Konkret schrieb der ukrainische Diplomat auf X: „Der Geldtransport wurde im Rahmen internationaler Rechtsnormen oorganisiert. Dafür gibt es Belege Jeder, wer die Lügen der ungarischen Staatsmacht verbreitet, steht auf der Seite des Diebes. Und dieser Dieb heißt der ungarische Staat.“
Aufgrund der Entgleisung Chymynez‘ fordert FPÖ-Außenpolitiksprecherin Susanne Fürst Außenministerin Beate Meinl-Reisinger (NEOS) auf, den ukrainischen Botschafter sofort einzubestellen. Denn wer die Aufklärung bei Geldwäscheverdacht behindert, trete die Gastfreundschaft mit Füßen.
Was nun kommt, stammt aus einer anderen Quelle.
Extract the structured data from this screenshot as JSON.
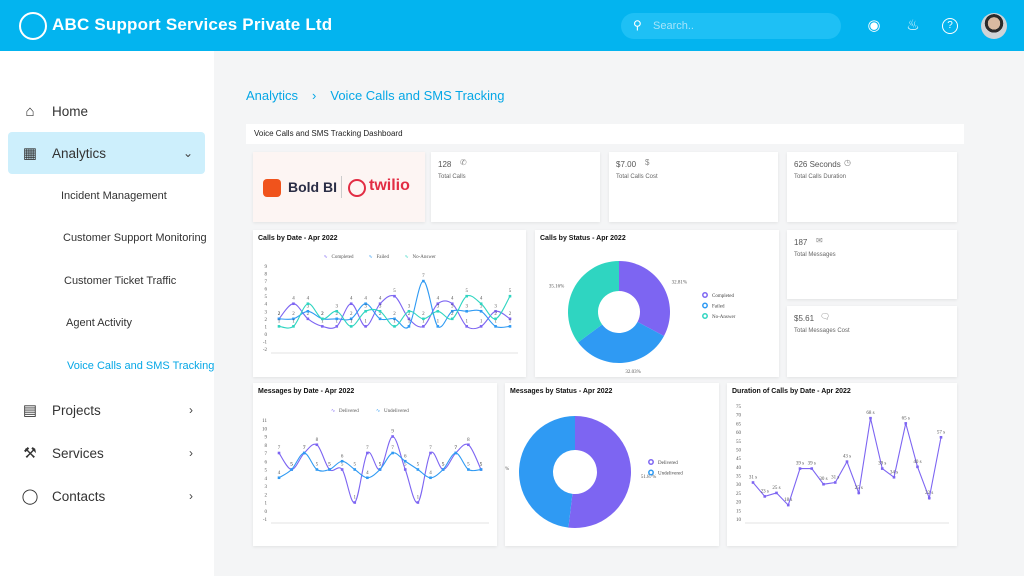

In einer Aussendung schreibt Fürst: „Österreich ist ein neutraler, souveräner Staat und das hat der Herr Chymynez auf Punkt und Beistrich zu akzeptieren, noch dazu als Vertreter einer Kriegspartei.“ Und weiter: „Ein Botschafter ist Gast in unserem Land. Seine Aufgabe ist die diplomatische Vertretung, aber keinesfalls die politische Agitation oder die Kommentierung der österreichischen Innenpolitik. Es steht einem ausländischen Diplomaten schlichtweg nicht zu, gewählte Mandatare zu maßregeln, den politischen Diskurs in Österreich zu bewerten oder gar Zensurnoten zu verteilen. Diese ständige Einmischung in unsere inneren Angelegenheiten muss sofort unterbunden werden.“
In der Vergangenheit hat Chymynez die FPÖ wiederholt kritisiert. Der Grund besteht darin, dass die Freiheitlichen auf eine glaubwürdige Neutralität Österreichs im Ukrainekonflikt Österreichs pochen und nicht zu den Selenski-Bejublern zählen.